Доггинз взглянул на товарища с удивлением:
— Я–то думал, ты мечтаешь с ними покончить.
— Да, вначале. Но это было до прихода в Дельту.
— А теперь ты что, против жнецов? — спросил Симеон.
— Категорически, — был ответ.
— Почему?
— Потому что если пустим их в ход, то не удержимся от соблазна истребить пауков всех поголовно.
— И что, ты считаешь, нам надо со жнецами делать? — спросил Милон.
— Если желаешь знать, что я на этот счет думаю… — Найл умолк в нерешительности.
— Да, желаем, — сказал за всех Симеон.
— Я считаю, нам надо повыбрасывать их вон в то озерцо.

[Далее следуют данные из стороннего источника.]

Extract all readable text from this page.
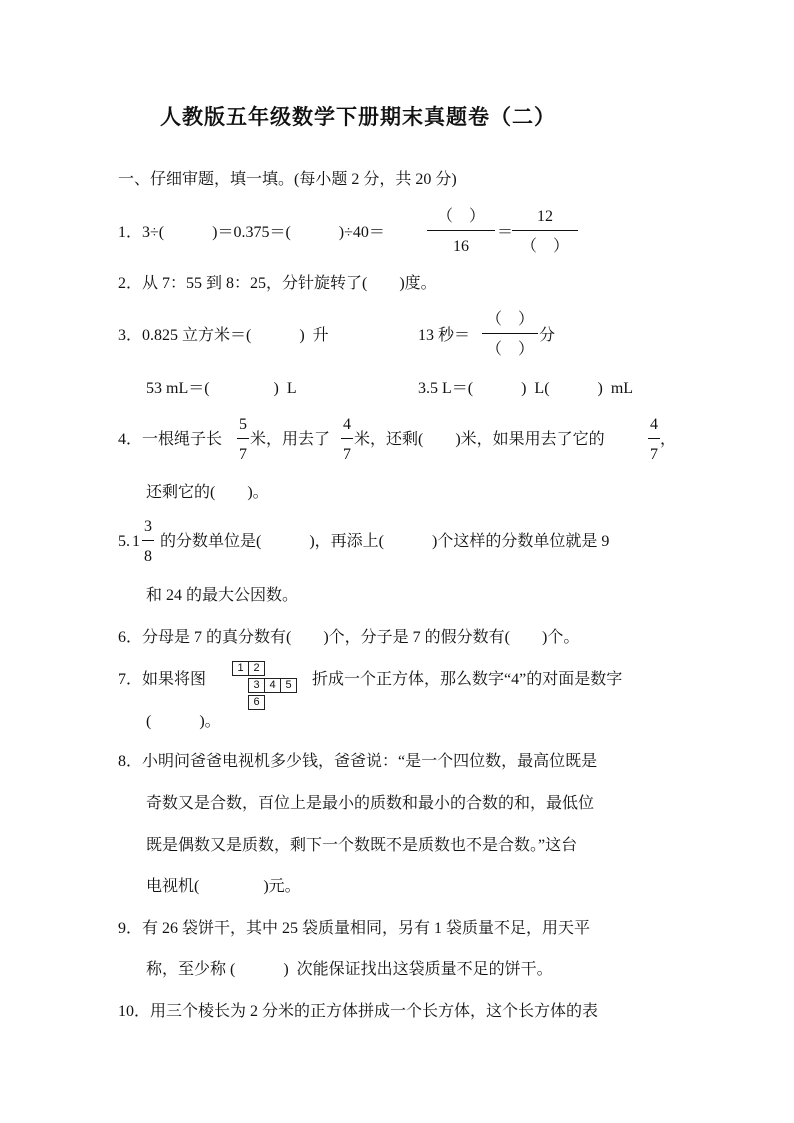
人教版五年级数学下册期末真题卷（二）
一、仔细审题，填一填。(每小题 2 分，共 20 分)
1．3÷(　　　)＝0.375＝(　　　)÷40＝
（　）
16
＝
12
（　）
2．从 7：55 到 8：25，分针旋转了(　　)度。
3．0.825 立方米＝(　　　)  升	13 秒＝
（　）
（　）
分
53 mL＝(　　　　)  L	3.5 L＝(　　　)  L(　　　)  mL
4．一根绳子长
5
7
米，用去了
4
7
米，还剩(　　)米，如果用去了它的
4
7
，
还剩它的(　　)。
5. 1
3
8
的分数单位是(　　　)，再添上(　　　)个这样的分数单位就是 9
和 24 的最大公因数。
6．分母是 7 的真分数有(　　)个，分子是 7 的假分数有(　　)个。
7．如果将图
1 2
3 4 5
6
折成一个正方体，那么数字“4”的对面是数字
(　　　)。
8．小明问爸爸电视机多少钱，爸爸说：“是一个四位数，最高位既是
奇数又是合数，百位上是最小的质数和最小的合数的和，最低位
既是偶数又是质数，剩下一个数既不是质数也不是合数。”这台
电视机(　　　　)元。
9．有 26 袋饼干，其中 25 袋质量相同，另有 1 袋质量不足，用天平
称，至少称 (　　　)  次能保证找出这袋质量不足的饼干。
10．用三个棱长为 2 分米的正方体拼成一个长方体，这个长方体的表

Милон поперхнулся от таких слов. Симеон сердито на него махнул, чтобы молчал, а сам нарочито спокойно спросил:
— И что хорошего, по–твоему, это даст? Найл поймал себя на мысли, что все это время непроизвольно смотрел на слепые, умолкшие глаза Манефона.
— Для начала, это бы вернуло зрение Манефону. Не успев еще произнести, он запоздало спохватился и тотчас пожалел о сказанном. Но слово не воробей. Доггинз глянул на Найла, да остро так.
— Ты в самом деле так думаешь?
— Да, — однако, чувствовал Найл себя хвастливым подростком, пытающимся сейчас выкрутиться перед сверстниками. На Манефона стыдно было и смотреть.
— В таком случае, — медленно проговорил Симеон, — нам, вероятно, есть смысл попробовать, — он оглядел остальных.
У Найла упало сердце. Он уже собирался сказать, что не это имел в виду. И тут впервые подал голос Манефон:
— Я не хочу, чтобы для меня кто–то приносил жертвы.
Голос был блеклым, невыразительным, но, судя по всему, Найл заронил надежду.